Postgres Full-Text Search vs. Embeddings: A Practical Guide

2025-09-06

Lately I’ve been discussing a lot about how teams are adding embeddings to their stacks before really trying Postgres’s full text search. Basically it starts with complaints about how “search is not working well enough” and ending with a complex vector setup, higher costs, and not much better results anyway.

The reality is: Postgres has a powerful and battle tested built in search engine. Most of the time it’s exactly what you need. Embeddings only become valuable when you need semantic understanding and not simply keyword matching.

So, how do you know when to rely on Postgres, when to add Embeddings, and when to combine both?

Start with Postgres

For most applications, Postgres built-in search can take you very far. A blog search is the classic example: Users type a keyword like “caching”, and the search engine pulls post with “cache pollution” and “Rails caching strategies” immediately.

You can write in few lines:

# migration
add_column :articles, :tsv, :tsvector add_index  :articles, :tsv, using: :gin

Article.where("tsv @@ plainto_tsquery('english', ?)", "caching patterns")

These queries are fast, cheap and precise. “Do I actually need more than this?” is the best question to ask before reaching for embeddings.

Where Embeddings Fit

Now imagine you’re building an e-commerce search. A user types “summer outfit”, but none of your product descriptions actually use that phrase. They say “linen shirt,” “beach dress,” “cotton shorts.” Keyword search misses the connection.
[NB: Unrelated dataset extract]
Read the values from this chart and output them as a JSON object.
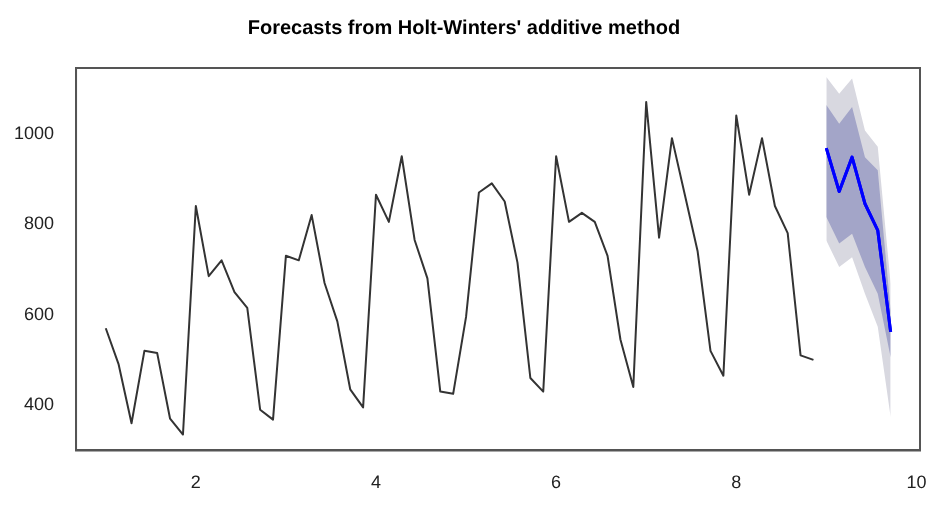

This is where embeddings shine. They map words and sentences into a shared vector space, so “summer outfit” ends up close to “linen shirt.” That’s semantic search in action: not just matching strings, but capturing meaning.
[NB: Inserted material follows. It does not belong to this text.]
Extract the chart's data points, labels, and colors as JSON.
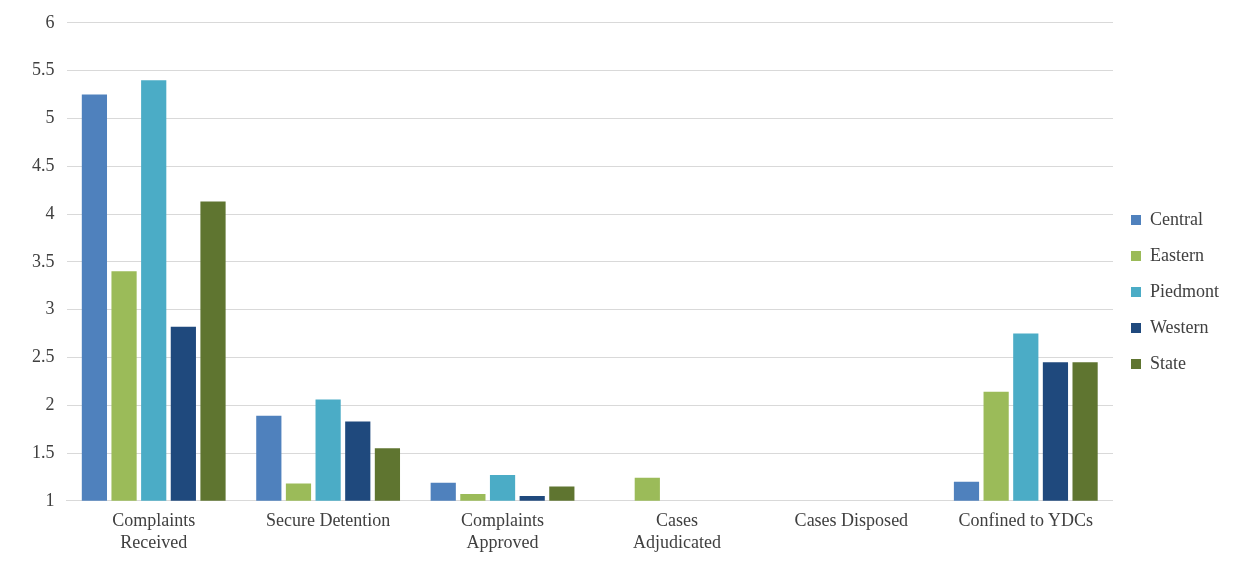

But embeddings come with cost. You need to generate vectors, store them, and query them efficiently. At scale, that adds real latency and money.

Hybrid: The Best of Both

The most pragmatic pattern I’ve seen is hybrid retrieval. Postgres handles the broad strokes — filtering and narrowing down candidates, and embeddings refine the order.

Think of it like a funnel:

Postgres fetches 100 promising candidates with full-text search.
Embeddings rerank those candidates by semantic similarity.
The user sees the best 10.

In Rails, it might look like this:

# Step 1: lexical candidates
candidates = Article.where("tsv @@ plainto_tsquery('english', ?)", query).limit(100)

# Step 2: semantic rerank
emb_q = embed(query) # external API call
candidates.sort_by do |article|
  cosine_similarity(article.embedding, emb_q)
end.take(10)

This way, Postgres does the heavy lifting, and embeddings only touch a small slice of data.

A Simple Framework

When I evaluate search problems, I use three questions:

Precision first: Can Postgres alone satisfy 80% of queries? If yes, stop there.
Semantic need: Do users ask in ways that keywords can’t cover? If yes, add embeddings.
Cost curve: Can the system handle embedding storage and latency? If not, stick to lexical.
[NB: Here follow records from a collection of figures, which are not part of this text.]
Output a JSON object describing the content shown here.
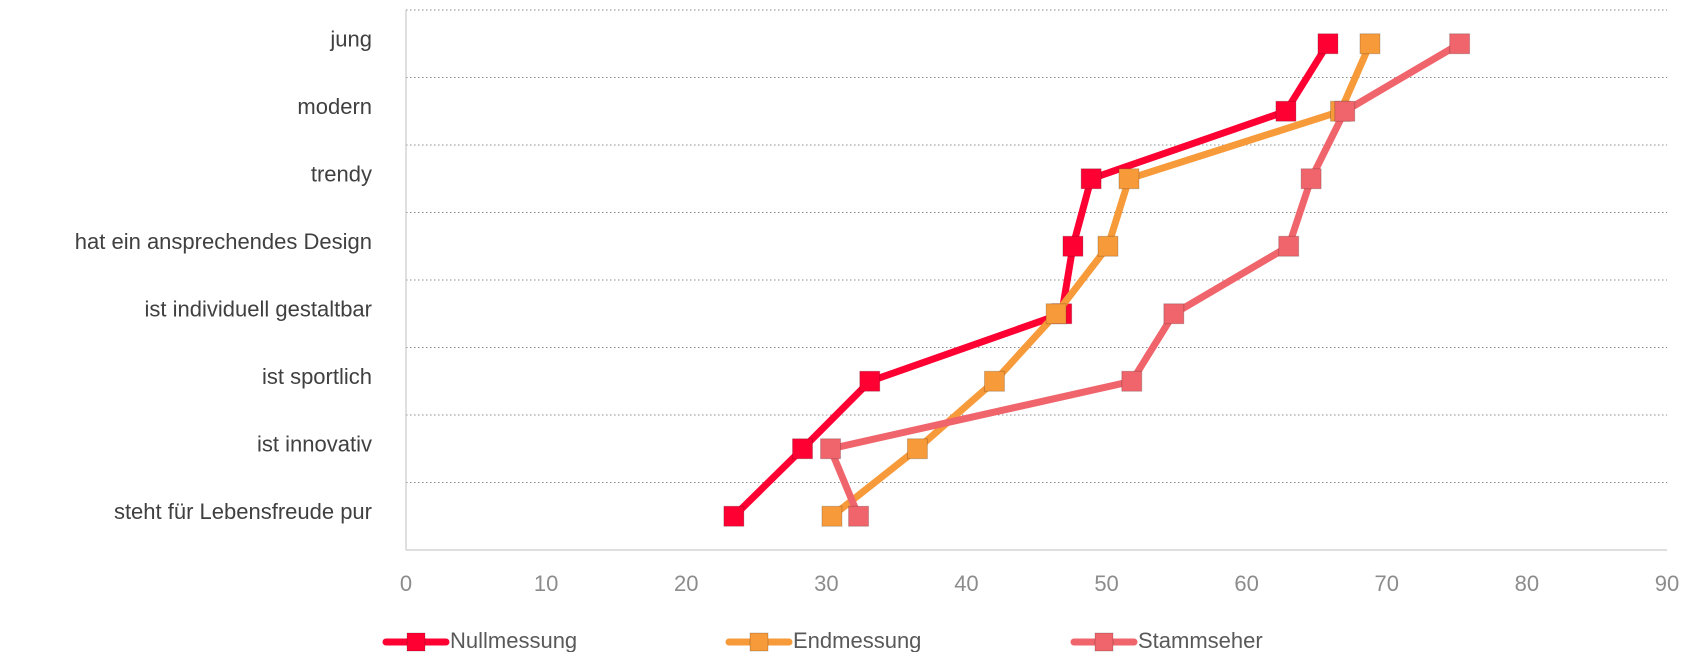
{
  "chart_data": {
    "type": "line",
    "orientation": "horizontal",
    "categories": [
      "jung",
      "modern",
      "trendy",
      "hat ein ansprechendes Design",
      "ist individuell gestaltbar",
      "ist sportlich",
      "ist innovativ",
      "steht für Lebensfreude pur"
    ],
    "x_ticks": [
      "0",
      "10",
      "20",
      "30",
      "40",
      "50",
      "60",
      "70",
      "80",
      "90"
    ],
    "xlim": [
      0,
      90
    ],
    "grid": "horizontal-dotted",
    "legend_position": "bottom",
    "series": [
      {
        "name": "Nullmessung",
        "color": "#ff0033",
        "values": [
          65.8,
          62.8,
          48.9,
          47.6,
          46.8,
          33.1,
          28.3,
          23.4
        ]
      },
      {
        "name": "Endmessung",
        "color": "#f79a3a",
        "values": [
          68.8,
          66.7,
          51.6,
          50.1,
          46.4,
          42.0,
          36.5,
          30.4
        ]
      },
      {
        "name": "Stammseher",
        "color": "#f0646c",
        "values": [
          75.2,
          67.0,
          64.6,
          63.0,
          54.8,
          51.8,
          30.3,
          32.3
        ]
      }
    ]
  }
}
It’s rarely about “Postgres or embeddings.” The better question is: How can each do the job it’s best at?

I’ve seen engineers burn weeks wiring up pgvector for problems that Postgres solved out of the box. Full-text search isn’t glamorous, but it’s efficient, reliable, and already in your database.

Embeddings are powerful, no doubt. But they’re a tool for when you actually need semantic nuance, not a default. Start with Postgres, measure, and only bring vectors into the mix when the data (and the users) demand it.